On the Fluoride Action Network website, they provide overviews of the scientific and medical research that implicates fluoride exposure as a cause or contributor to various chronic health ailments. In 2001, the union of scientists at the Environmental Protection Agency’s Headquarters Office in Washington D.C. stated: “we hold that water fluoridation is an unreasonable risk.” A growing number of health professionals do as well.
- Current safety standards only protect against the most obvious forms of harm: Current safety standards for fluoride are based on the premise that severe dental fluorosis (video) and crippling skeletal fluorosis are the first adverse effects that fluoride can have on the body. These effects represent the crudest, most obvious harm caused by fluoride. In the words of American University chemistry professor, Dr. William Hirzy, it would be a “biological miracle” if fluoride did not cause other harm prior to producing these end-stage forms of toxicity. Research already shows, in fact, that fluoride can cause arthritic symptoms and bone fracture well before the onset of crippling fluorosis, and can affect many other tissues besides bone and teeth, including the brain and thyroid gland.

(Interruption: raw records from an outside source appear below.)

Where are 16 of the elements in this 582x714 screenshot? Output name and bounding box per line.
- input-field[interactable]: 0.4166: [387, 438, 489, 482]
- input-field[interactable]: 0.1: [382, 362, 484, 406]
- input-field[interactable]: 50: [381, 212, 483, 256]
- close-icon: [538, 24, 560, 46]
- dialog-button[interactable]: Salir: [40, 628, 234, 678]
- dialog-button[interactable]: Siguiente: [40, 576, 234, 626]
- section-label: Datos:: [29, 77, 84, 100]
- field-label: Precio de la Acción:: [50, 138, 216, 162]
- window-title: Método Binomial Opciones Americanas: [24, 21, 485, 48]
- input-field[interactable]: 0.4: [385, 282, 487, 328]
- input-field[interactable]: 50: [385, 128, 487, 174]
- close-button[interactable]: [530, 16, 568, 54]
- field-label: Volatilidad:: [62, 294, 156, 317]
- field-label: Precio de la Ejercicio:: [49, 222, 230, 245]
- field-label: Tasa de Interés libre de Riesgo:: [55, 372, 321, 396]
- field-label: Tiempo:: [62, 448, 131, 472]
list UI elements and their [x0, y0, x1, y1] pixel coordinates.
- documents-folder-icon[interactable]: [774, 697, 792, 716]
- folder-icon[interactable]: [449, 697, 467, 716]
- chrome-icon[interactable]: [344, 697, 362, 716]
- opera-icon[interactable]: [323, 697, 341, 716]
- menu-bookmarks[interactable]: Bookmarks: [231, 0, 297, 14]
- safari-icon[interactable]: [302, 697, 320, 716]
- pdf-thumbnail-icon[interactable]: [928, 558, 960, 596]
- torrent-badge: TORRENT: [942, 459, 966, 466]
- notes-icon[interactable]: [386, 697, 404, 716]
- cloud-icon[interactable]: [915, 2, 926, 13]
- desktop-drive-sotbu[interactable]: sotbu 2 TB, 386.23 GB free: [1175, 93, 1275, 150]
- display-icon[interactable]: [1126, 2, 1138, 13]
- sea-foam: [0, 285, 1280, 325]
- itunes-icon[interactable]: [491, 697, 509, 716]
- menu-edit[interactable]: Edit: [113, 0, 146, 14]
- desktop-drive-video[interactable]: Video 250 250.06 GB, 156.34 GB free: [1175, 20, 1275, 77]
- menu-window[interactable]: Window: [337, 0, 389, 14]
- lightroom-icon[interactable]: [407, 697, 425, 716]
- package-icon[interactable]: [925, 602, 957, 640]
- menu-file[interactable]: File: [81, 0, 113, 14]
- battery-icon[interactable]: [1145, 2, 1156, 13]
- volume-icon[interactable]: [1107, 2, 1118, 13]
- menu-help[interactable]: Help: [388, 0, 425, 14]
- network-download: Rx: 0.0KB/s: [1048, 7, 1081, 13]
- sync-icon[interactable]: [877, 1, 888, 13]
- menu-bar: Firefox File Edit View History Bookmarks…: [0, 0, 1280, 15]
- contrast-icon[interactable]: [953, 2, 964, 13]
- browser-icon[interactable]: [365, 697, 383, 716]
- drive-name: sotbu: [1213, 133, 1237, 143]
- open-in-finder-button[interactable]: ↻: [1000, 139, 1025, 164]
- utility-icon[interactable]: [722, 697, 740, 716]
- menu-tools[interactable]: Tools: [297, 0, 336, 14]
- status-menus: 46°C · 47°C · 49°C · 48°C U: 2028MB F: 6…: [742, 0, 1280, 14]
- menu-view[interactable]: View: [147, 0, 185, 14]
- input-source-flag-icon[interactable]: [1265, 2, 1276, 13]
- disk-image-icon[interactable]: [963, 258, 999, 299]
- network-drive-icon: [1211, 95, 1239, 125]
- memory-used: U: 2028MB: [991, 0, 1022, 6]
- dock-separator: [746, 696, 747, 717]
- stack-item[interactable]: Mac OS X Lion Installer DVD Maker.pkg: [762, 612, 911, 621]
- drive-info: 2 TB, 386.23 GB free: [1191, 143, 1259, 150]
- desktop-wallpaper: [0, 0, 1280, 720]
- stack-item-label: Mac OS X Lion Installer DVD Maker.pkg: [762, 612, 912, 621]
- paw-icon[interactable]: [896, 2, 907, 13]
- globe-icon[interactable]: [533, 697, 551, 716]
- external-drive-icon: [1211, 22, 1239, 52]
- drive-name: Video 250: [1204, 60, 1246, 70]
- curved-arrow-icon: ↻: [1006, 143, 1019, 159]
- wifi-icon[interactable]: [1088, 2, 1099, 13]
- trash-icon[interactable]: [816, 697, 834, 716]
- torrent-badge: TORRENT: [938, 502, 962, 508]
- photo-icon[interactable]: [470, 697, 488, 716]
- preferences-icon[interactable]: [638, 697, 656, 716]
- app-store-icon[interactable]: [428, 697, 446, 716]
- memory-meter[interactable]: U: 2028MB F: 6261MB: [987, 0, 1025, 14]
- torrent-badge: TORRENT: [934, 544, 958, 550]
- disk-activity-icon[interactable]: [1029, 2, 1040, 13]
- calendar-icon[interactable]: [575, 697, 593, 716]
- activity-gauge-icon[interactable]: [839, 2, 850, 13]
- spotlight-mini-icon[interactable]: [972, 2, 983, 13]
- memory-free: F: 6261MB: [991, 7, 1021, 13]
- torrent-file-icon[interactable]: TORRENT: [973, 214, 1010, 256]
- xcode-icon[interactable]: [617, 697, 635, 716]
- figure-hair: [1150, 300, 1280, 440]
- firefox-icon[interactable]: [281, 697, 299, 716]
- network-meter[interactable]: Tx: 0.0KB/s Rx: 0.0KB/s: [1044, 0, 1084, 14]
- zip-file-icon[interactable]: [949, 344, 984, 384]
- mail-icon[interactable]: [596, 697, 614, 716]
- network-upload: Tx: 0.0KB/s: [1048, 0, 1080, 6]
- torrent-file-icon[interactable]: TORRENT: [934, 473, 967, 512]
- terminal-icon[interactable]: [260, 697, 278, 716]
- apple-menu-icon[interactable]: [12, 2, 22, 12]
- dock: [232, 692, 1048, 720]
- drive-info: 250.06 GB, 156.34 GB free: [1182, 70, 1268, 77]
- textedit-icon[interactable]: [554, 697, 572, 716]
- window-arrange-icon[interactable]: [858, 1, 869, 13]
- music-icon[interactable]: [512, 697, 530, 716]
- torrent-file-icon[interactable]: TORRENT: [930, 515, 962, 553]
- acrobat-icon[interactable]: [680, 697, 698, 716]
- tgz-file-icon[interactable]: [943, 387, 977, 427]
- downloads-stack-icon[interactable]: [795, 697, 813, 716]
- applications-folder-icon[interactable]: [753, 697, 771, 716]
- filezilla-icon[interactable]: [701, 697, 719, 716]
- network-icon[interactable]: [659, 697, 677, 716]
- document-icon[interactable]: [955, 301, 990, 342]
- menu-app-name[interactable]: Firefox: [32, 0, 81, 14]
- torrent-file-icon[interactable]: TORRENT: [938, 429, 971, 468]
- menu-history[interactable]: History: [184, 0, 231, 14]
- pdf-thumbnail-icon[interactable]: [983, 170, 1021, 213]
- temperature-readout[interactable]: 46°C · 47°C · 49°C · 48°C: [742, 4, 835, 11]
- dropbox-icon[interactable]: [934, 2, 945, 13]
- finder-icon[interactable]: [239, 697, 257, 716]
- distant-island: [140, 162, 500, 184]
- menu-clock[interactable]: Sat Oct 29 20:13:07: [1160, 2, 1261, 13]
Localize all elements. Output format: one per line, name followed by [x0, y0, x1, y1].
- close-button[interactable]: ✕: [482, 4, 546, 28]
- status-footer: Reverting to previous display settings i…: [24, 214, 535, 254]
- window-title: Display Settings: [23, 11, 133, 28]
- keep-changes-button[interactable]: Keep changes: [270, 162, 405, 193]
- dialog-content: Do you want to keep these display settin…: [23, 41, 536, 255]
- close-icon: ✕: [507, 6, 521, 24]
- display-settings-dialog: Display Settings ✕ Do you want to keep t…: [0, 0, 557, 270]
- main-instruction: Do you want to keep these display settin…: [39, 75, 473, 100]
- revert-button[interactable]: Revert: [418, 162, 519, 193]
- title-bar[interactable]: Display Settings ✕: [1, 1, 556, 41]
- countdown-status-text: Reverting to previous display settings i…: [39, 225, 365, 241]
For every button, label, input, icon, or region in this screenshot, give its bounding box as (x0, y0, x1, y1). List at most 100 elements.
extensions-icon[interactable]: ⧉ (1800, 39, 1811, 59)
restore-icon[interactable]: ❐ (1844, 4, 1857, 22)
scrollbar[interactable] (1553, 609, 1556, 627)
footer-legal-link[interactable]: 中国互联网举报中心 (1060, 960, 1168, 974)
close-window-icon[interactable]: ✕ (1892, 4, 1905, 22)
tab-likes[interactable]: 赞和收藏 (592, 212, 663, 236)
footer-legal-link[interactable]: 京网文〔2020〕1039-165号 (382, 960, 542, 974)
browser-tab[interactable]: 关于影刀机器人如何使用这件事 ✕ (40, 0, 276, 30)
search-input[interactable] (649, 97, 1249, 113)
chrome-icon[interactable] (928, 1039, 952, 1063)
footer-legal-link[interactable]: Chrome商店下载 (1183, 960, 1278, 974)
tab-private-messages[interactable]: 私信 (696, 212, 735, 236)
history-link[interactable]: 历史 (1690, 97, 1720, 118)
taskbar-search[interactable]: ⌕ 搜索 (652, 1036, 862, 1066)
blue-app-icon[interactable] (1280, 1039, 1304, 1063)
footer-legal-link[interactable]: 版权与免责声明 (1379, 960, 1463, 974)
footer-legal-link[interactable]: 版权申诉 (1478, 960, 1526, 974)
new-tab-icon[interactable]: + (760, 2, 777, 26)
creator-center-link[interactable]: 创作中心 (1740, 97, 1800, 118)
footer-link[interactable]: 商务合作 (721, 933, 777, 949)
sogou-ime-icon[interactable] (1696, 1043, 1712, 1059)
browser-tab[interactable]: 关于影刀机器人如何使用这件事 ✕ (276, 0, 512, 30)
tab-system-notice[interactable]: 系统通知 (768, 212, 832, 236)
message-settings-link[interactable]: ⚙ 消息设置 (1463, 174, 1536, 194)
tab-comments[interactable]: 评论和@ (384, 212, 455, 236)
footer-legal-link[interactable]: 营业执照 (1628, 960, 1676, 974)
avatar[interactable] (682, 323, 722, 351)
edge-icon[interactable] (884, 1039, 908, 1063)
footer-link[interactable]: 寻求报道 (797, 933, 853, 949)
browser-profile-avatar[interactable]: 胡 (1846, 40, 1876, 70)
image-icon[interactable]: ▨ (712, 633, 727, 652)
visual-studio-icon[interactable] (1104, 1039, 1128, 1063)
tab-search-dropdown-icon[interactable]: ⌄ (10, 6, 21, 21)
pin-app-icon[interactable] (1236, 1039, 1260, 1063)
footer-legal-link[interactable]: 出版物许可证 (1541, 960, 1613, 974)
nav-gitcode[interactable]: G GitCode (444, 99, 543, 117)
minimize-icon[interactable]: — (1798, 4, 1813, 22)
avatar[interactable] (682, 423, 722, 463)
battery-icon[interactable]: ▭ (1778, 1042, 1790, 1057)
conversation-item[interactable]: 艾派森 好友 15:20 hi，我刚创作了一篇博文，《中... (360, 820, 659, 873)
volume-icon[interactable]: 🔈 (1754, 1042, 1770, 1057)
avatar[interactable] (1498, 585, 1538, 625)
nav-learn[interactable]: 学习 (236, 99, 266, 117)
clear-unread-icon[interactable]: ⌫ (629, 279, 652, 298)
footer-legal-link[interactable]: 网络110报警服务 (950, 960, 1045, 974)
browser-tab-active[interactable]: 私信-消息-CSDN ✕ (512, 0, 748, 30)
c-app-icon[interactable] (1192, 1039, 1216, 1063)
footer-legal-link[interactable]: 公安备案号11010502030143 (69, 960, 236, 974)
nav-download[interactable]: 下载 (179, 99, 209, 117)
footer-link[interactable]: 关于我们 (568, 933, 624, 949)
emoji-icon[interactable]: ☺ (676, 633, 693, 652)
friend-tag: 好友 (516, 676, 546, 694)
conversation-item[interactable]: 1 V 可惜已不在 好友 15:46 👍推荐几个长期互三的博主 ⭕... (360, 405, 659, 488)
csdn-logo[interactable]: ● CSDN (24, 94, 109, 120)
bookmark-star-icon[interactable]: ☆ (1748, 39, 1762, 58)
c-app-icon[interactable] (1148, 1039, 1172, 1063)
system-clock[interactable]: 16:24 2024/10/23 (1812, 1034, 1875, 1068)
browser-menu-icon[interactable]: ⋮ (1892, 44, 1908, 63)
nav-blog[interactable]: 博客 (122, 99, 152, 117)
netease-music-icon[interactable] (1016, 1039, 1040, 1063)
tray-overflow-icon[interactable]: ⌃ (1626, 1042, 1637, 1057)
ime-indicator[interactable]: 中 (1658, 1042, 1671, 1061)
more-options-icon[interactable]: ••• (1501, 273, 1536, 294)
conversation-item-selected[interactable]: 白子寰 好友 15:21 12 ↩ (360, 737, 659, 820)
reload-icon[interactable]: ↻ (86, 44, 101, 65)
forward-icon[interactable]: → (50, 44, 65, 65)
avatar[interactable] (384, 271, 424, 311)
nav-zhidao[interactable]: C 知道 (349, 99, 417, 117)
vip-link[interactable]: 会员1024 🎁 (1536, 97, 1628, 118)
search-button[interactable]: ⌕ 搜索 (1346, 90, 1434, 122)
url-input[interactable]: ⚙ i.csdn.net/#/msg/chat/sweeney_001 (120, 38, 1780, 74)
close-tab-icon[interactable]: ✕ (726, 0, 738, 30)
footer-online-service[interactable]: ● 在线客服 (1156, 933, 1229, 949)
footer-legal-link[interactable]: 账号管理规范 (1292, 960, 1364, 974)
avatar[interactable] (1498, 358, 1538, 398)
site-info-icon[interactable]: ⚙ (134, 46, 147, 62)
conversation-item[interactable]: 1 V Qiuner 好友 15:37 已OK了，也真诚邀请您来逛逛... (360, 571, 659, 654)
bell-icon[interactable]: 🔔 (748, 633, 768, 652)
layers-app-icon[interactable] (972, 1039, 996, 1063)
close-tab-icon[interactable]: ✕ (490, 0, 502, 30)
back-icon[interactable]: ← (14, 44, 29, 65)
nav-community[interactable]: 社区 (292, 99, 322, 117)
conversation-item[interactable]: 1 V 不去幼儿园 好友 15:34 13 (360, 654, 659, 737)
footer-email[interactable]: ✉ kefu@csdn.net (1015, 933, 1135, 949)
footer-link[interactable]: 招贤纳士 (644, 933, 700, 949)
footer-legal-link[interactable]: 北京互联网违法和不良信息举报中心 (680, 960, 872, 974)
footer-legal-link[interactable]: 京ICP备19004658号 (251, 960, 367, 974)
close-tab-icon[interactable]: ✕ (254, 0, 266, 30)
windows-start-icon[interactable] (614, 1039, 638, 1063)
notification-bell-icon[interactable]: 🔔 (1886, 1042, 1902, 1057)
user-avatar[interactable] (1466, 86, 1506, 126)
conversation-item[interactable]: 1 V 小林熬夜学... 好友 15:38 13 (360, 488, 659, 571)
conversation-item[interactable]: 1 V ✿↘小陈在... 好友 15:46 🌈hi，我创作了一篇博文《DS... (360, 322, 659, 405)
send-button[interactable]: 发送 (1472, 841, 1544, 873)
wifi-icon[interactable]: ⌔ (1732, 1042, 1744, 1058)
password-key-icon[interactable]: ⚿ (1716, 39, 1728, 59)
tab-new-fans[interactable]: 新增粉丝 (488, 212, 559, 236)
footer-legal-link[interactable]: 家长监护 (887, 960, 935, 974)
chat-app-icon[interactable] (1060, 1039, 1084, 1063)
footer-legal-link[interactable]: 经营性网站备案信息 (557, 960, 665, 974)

- The current “safe” daily dose for fluoride fails to withstand scrutiny: The Institute of Medicine (IOM) states that anyone over 8 years of age — irrespective of their health condition — can safely ingest 10 milligrams of fluoride each day for their entire life without developing symptomatic bone damage. Ten milligrams, however, is the same dose that the IOM concedes can cause clinical signs of skeletal fluorosis within just 10 to 20 years of exposure. People with clinical signs of fluorosis can suffer significant symptoms, including chronic joint pain and overt osteoarthritis. The IOM’s safety standard instills little confidence in the medical understanding that currently underlies fluoride policies in the U.S.
- Some people are particularly susceptible to fluoride toxicity: It is well known that individual susceptibility to fluoride varies greatly across the population, and yet, the National Research Council has recently found that breathtakingly large gaps still exist in the safety literature on the effects these populations may be experiencing as a result of current fluoride exposures. The bewildering degree of uncertainties identified by the NRC stands in stark contrast to the IOM’s conclusion that 10 mg/day is so definitively safe that no “uncertainty factor” needs to be applied to protect vulnerable members of the population.
- The margin between the toxic and therapeutic dose is very narrow: The NRC concluded that the allegedly “safe” upper limit of fluoride in water (4 mg/l) is toxic to human health. While the NRC did not determine the safe level, their conclusion means that the safe level is less than 4 times the level added to water (0.7-1.2 mg/l) in community fluoridation programs. This is far too slim a margin to protect vulnerable members of the population, including those who consume high amounts of water.